Learning professionals are constantly having to validate their department’s worthiness. When business is booming and profitable, life is great. Management professes their devotion to their employees in every communication. They increase training budgets and support new and innovative professional development programs.
However, as soon as business shows signs of slowing or profits start to diminish, training quickly becomes an expense instead of an investment—a luxury instead of a necessity—and is usually first in line for budget cuts. Just when increasing skills becomes most important, when competition is tough and business is scarce, investment in skill development can disappear overnight.
So, how can you improve your chances of not ending up at the bottom of the food chain? Become part of the solution! Make sure that every training program is linked to the desired business outcomes of the unit that funds your training budget.
Sounds simple, doesn’t it? Yet, I am constantly amazed when I speak to learning colleagues who don’t know the strategic plans and operating targets for the organizations they support. How can you link your learning activities to desired business outcomes if you don’t know what the desired outcomes are? If you cannot, you will quickly become part of the problem (expense) rather than part of the solution (investment).

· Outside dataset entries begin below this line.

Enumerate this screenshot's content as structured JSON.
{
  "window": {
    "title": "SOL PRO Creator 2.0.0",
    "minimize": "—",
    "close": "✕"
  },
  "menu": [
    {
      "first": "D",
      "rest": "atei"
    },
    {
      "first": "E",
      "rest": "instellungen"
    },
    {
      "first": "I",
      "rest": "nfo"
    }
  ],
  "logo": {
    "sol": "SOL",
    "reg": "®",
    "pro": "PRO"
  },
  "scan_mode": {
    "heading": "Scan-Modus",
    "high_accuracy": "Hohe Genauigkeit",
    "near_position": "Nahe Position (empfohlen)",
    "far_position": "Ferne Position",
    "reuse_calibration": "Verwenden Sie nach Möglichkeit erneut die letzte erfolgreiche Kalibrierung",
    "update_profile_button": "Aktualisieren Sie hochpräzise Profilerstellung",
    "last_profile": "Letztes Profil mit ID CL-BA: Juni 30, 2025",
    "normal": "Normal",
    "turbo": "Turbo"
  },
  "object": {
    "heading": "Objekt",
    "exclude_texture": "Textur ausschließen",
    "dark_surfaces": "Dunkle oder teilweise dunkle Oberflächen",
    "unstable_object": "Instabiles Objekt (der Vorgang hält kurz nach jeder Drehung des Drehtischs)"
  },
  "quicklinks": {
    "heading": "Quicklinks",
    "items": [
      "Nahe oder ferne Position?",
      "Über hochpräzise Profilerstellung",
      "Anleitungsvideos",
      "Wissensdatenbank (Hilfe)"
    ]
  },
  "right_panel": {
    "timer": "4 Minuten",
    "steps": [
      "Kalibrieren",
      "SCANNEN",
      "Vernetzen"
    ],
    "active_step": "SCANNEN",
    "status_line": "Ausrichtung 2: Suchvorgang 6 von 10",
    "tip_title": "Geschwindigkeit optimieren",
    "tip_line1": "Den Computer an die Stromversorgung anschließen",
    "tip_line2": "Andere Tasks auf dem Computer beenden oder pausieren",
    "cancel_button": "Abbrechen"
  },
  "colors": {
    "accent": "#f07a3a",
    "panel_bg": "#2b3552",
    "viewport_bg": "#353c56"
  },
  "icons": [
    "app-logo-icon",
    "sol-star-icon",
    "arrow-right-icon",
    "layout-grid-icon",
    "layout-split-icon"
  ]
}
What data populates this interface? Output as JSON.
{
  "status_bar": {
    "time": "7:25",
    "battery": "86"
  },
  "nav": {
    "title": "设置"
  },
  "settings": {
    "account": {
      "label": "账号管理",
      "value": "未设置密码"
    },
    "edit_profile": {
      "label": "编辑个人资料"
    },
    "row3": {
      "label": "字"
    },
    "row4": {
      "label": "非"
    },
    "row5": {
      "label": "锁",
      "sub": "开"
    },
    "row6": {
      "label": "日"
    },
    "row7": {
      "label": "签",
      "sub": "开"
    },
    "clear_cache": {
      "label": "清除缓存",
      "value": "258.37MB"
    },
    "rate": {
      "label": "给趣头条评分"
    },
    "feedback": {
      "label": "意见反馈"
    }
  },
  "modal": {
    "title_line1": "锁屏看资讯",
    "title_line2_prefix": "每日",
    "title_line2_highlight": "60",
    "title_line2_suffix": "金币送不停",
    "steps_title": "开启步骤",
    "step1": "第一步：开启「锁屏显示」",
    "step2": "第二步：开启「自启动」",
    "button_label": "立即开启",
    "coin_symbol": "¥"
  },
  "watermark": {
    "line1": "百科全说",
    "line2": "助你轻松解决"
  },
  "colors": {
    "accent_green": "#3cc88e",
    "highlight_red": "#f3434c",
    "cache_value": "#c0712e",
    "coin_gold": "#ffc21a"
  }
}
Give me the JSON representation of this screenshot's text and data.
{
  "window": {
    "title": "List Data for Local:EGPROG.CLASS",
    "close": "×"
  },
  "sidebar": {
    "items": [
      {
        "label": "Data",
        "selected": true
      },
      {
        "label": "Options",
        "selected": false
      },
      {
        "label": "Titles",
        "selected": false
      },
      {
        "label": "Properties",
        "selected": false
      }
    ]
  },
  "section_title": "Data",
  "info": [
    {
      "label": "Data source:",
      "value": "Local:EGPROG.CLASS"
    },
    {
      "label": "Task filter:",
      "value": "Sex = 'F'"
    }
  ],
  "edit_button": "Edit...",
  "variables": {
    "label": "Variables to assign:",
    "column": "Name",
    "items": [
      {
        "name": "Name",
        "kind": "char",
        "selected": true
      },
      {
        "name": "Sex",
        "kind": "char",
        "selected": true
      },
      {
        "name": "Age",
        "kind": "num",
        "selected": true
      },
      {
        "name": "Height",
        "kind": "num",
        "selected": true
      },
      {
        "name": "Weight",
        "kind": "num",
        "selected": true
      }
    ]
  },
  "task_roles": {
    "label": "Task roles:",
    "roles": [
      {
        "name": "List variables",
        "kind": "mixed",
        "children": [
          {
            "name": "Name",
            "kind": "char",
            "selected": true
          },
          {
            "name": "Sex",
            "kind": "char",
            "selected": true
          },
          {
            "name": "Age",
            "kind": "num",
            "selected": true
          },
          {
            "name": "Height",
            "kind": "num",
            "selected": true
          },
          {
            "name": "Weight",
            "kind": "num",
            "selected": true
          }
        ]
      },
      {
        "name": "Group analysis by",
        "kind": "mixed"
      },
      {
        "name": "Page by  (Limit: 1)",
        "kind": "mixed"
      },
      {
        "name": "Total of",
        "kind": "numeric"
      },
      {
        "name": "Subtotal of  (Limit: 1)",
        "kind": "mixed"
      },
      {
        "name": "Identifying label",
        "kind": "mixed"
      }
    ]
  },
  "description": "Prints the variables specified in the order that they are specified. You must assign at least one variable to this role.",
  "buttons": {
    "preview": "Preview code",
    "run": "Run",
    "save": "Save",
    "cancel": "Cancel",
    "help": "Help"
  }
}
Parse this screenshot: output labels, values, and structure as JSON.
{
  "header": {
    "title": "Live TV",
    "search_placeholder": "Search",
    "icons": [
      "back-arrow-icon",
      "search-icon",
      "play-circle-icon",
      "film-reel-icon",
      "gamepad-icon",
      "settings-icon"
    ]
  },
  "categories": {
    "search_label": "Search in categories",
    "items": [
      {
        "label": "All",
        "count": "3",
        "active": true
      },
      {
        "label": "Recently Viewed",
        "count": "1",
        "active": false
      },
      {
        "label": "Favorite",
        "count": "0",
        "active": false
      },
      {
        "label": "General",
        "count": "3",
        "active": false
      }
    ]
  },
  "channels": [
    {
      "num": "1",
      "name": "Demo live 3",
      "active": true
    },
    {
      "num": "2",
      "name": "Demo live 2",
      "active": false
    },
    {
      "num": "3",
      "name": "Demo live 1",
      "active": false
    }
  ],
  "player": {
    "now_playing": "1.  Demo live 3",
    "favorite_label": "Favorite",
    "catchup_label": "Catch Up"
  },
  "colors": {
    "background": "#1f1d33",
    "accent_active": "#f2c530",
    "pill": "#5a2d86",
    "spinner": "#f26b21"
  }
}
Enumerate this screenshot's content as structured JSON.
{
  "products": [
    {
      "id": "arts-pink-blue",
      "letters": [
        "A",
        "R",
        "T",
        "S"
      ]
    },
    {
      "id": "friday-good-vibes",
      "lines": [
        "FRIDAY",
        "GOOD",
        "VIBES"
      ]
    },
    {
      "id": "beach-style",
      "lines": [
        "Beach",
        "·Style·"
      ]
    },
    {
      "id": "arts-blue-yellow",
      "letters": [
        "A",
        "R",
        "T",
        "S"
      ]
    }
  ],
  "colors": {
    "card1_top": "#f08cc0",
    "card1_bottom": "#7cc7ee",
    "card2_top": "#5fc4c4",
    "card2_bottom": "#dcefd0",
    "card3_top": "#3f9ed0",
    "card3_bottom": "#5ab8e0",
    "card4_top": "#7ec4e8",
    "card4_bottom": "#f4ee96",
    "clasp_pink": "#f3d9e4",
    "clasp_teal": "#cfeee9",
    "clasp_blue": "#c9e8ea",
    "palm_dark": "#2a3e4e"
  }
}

Once you know the desired outcomes, ask yourself these questions about every training program you want to implement:
- What will someone be able to do after they participate in your program?
- What proficiency or skill will they acquire from your competency model?
- How will this new skill or skill level contribute to the desired business outcomes?
In other words, if they have this new skill, so what? If the answer to “so what” is not helping the business achieve its desired goals, go back to the drawing board and rebuild the program until it does.
Once your program is providing competency-based learning, measure it. Have participants use a competency assessment tool to measure that skill before and after your program. If possible, capture the business results before and after your program, too. Calculate the difference in skill and business results. If your program is not positively influencing the desired skill or results, go back to the drawing board and rebuild the program until it does.
Stop trying to justify your programs to leadership with words. Use numbers to show them why they need you.